Bunun neticesi toplumsal sıkıntıdır. Aile içi huzursuzluktur. Kurulamayan yuvalardır. İşveren ve çalışan arasındaki çalışma barışının bozulmasıdır. Gaspın, hırsızlığın, ahlaksızlığın, uğursuzluğun artmasıdır. En ufak şeyde patlamaya hazır barut fıçısı gibi gezen, mutsuz insanlardır. Sokakta bir Allah’ın kulunun gülümsememesidir.
Bunun neticesi memleketimizin üretici kapasitesini sakatlamaktır. Yarın öbür gün işler düzeldiğinde ayağa kalkmamızın güçleşmesidir. Ekonomist Özge Öner’in deyimiyle: ‘Her çıkan yetişmiş eleman, her kaybolan kontak, her zamanında yapılmamış yatırım, vazgeçilmiş her AR-GE gelip karşımıza bir kapasite noksanlığı olarak dikilecektir. Ekonomi döngüseldir. İlelebet devam etmeyecek bu parasal sıkılaştırma sürecini takiben dünya yeniden kurulurken, böyle giderse Türkiye orada yerini alamayacaktır.’
VI
Değerli basın mensupları, kıymetli vatandaşlarım;
Şartlar çok zor, biliyorum. Ancak lütfen ümidinizi kaybetmeyin.

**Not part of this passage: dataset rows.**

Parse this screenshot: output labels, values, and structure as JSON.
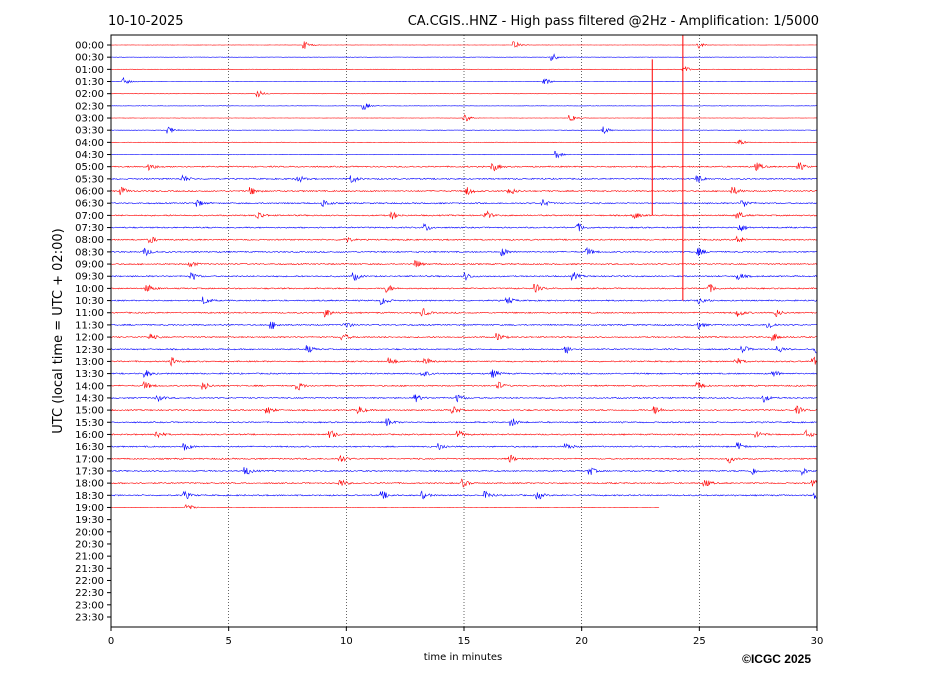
{
  "chart_data": {
    "type": "line",
    "title_left": "10-10-2025",
    "title": "CA.CGIS..HNZ - High pass filtered @2Hz - Amplification: 1/5000",
    "xlabel": "time in minutes",
    "ylabel": "UTC (local time = UTC + 02:00)",
    "xlim": [
      0,
      30
    ],
    "xticks": [
      "0",
      "5",
      "10",
      "15",
      "20",
      "25",
      "30"
    ],
    "xtick_values": [
      0,
      5,
      10,
      15,
      20,
      25,
      30
    ],
    "grid": "vertical dotted at x ticks",
    "row_labels": [
      "00:00",
      "00:30",
      "01:00",
      "01:30",
      "02:00",
      "02:30",
      "03:00",
      "03:30",
      "04:00",
      "04:30",
      "05:00",
      "05:30",
      "06:00",
      "06:30",
      "07:00",
      "07:30",
      "08:00",
      "08:30",
      "09:00",
      "09:30",
      "10:00",
      "10:30",
      "11:00",
      "11:30",
      "12:00",
      "12:30",
      "13:00",
      "13:30",
      "14:00",
      "14:30",
      "15:00",
      "15:30",
      "16:00",
      "16:30",
      "17:00",
      "17:30",
      "18:00",
      "18:30",
      "19:00",
      "19:30",
      "20:00",
      "20:30",
      "21:00",
      "21:30",
      "22:00",
      "22:30",
      "23:00",
      "23:30"
    ],
    "series_colors": {
      "hour": "#ff0000",
      "half_hour": "#0000ff"
    },
    "traces": [
      {
        "row": "00:00",
        "noise": 0.15,
        "events": [
          8.3,
          17.2,
          25
        ]
      },
      {
        "row": "00:30",
        "noise": 0.15,
        "events": [
          18.8
        ]
      },
      {
        "row": "01:00",
        "noise": 0.15,
        "events": [
          24.4
        ]
      },
      {
        "row": "01:30",
        "noise": 0.15,
        "events": [
          0.6,
          18.5
        ]
      },
      {
        "row": "02:00",
        "noise": 0.15,
        "events": [
          6.3
        ]
      },
      {
        "row": "02:30",
        "noise": 0.15,
        "events": [
          10.8
        ]
      },
      {
        "row": "03:00",
        "noise": 0.15,
        "events": [
          15.1,
          19.6
        ]
      },
      {
        "row": "03:30",
        "noise": 0.2,
        "events": [
          2.5,
          21
        ]
      },
      {
        "row": "04:00",
        "noise": 0.2,
        "events": [
          26.7
        ]
      },
      {
        "row": "04:30",
        "noise": 0.2,
        "events": [
          19
        ]
      },
      {
        "row": "05:00",
        "noise": 0.6,
        "events": [
          1.7,
          16.3,
          27.5,
          29.3
        ]
      },
      {
        "row": "05:30",
        "noise": 0.6,
        "events": [
          3.1,
          8,
          10.3,
          25
        ]
      },
      {
        "row": "06:00",
        "noise": 0.6,
        "events": [
          0.5,
          6,
          15.2,
          17,
          26.5
        ]
      },
      {
        "row": "06:30",
        "noise": 0.6,
        "events": [
          3.7,
          9.1,
          18.4,
          26.9
        ]
      },
      {
        "row": "07:00",
        "noise": 0.6,
        "events": [
          6.3,
          12,
          16,
          22.3,
          26.7
        ]
      },
      {
        "row": "07:30",
        "noise": 0.6,
        "events": [
          13.4,
          19.9,
          26.8
        ]
      },
      {
        "row": "08:00",
        "noise": 0.6,
        "events": [
          1.7,
          10,
          26.7
        ]
      },
      {
        "row": "08:30",
        "noise": 0.6,
        "events": [
          1.5,
          16.7,
          20.3,
          25
        ]
      },
      {
        "row": "09:00",
        "noise": 0.6,
        "events": [
          3.4,
          13
        ]
      },
      {
        "row": "09:30",
        "noise": 0.6,
        "events": [
          3.5,
          10.4,
          15.1,
          19.7,
          26.7
        ]
      },
      {
        "row": "10:00",
        "noise": 0.6,
        "events": [
          1.6,
          11.8,
          18.1,
          25.5
        ]
      },
      {
        "row": "10:30",
        "noise": 0.6,
        "events": [
          4,
          11.6,
          16.9,
          25.1
        ]
      },
      {
        "row": "11:00",
        "noise": 0.6,
        "events": [
          9.2,
          13.3,
          26.7,
          28.3
        ]
      },
      {
        "row": "11:30",
        "noise": 0.6,
        "events": [
          6.9,
          10,
          25,
          28
        ]
      },
      {
        "row": "12:00",
        "noise": 0.6,
        "events": [
          1.7,
          9.9,
          16.5,
          28.2
        ]
      },
      {
        "row": "12:30",
        "noise": 0.6,
        "events": [
          8.4,
          19.4,
          26.9,
          28.4,
          30
        ]
      },
      {
        "row": "13:00",
        "noise": 0.6,
        "events": [
          2.6,
          11.9,
          13.4,
          26.6,
          29.9
        ]
      },
      {
        "row": "13:30",
        "noise": 0.6,
        "events": [
          1.5,
          13.3,
          16.3,
          28.2
        ]
      },
      {
        "row": "14:00",
        "noise": 0.6,
        "events": [
          1.5,
          4,
          8,
          16.5,
          25
        ]
      },
      {
        "row": "14:30",
        "noise": 0.6,
        "events": [
          2,
          13,
          14.8,
          27.8
        ]
      },
      {
        "row": "15:00",
        "noise": 0.6,
        "events": [
          6.7,
          10.6,
          14.6,
          23.2,
          29.2
        ]
      },
      {
        "row": "15:30",
        "noise": 0.6,
        "events": [
          11.8,
          17.1
        ]
      },
      {
        "row": "16:00",
        "noise": 0.6,
        "events": [
          2,
          9.4,
          14.8,
          27.5,
          29.6
        ]
      },
      {
        "row": "16:30",
        "noise": 0.6,
        "events": [
          3.2,
          14,
          19.4,
          26.7
        ]
      },
      {
        "row": "17:00",
        "noise": 0.6,
        "events": [
          9.8,
          17,
          26.3
        ]
      },
      {
        "row": "17:30",
        "noise": 0.6,
        "events": [
          5.8,
          20.4,
          27.3,
          29.4
        ]
      },
      {
        "row": "18:00",
        "noise": 0.6,
        "events": [
          9.8,
          15,
          25.3,
          29.9
        ]
      },
      {
        "row": "18:30",
        "noise": 0.6,
        "events": [
          3.2,
          11.6,
          13.3,
          16,
          18.2,
          30
        ]
      },
      {
        "row": "19:00",
        "noise": 0.15,
        "end": 23.3,
        "events": [
          3.3
        ]
      }
    ],
    "spikes": [
      {
        "x": 24.3,
        "from": "00:00",
        "to": "10:30"
      },
      {
        "x": 23.0,
        "from": "01:00",
        "to": "07:00"
      }
    ]
  },
  "footer": {
    "copyright": "©ICGC 2025"
  }
}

Türkiye, bir kalkınma seferberliği ile bunları aşar. KOBİ’sinin tırnaklarıyla kazıyarak inşa ettiği birikime de sahip çıkar. Esnafın ilmek ilmek dokuduğu işini de ayakta tutar. Dinamik girişimcilerinin prangalarını da çözer. Neticede bolluk ve bereketi de getirir.
Bunun için ülkeyi idare edenlerin tercihlerinin net olması gerekiyor. Benim tarafım net:
New York’un değil Balıkesir’in, Londra’nın değil Konya’nın, Hong Kong’un değil Diyarbakır’ın tarafındayım.
Milyarların, dolarların, baz puanların değil, üretimin, ihracatın, istihdamın tarafındayım.
Lobilerin değil, KOBİ’lerin, girişimcilerin, orta direğin tarafındayım.
Carry trade’in değil, reel sektörün tarafındayım.
Ve elbette başka hiç kimsenin değil, her zaman milletimin tarafındayım.
Basın toplantımıza katıldığınız için hepinize teşekkür ediyor, saygılarımı sunuyorum.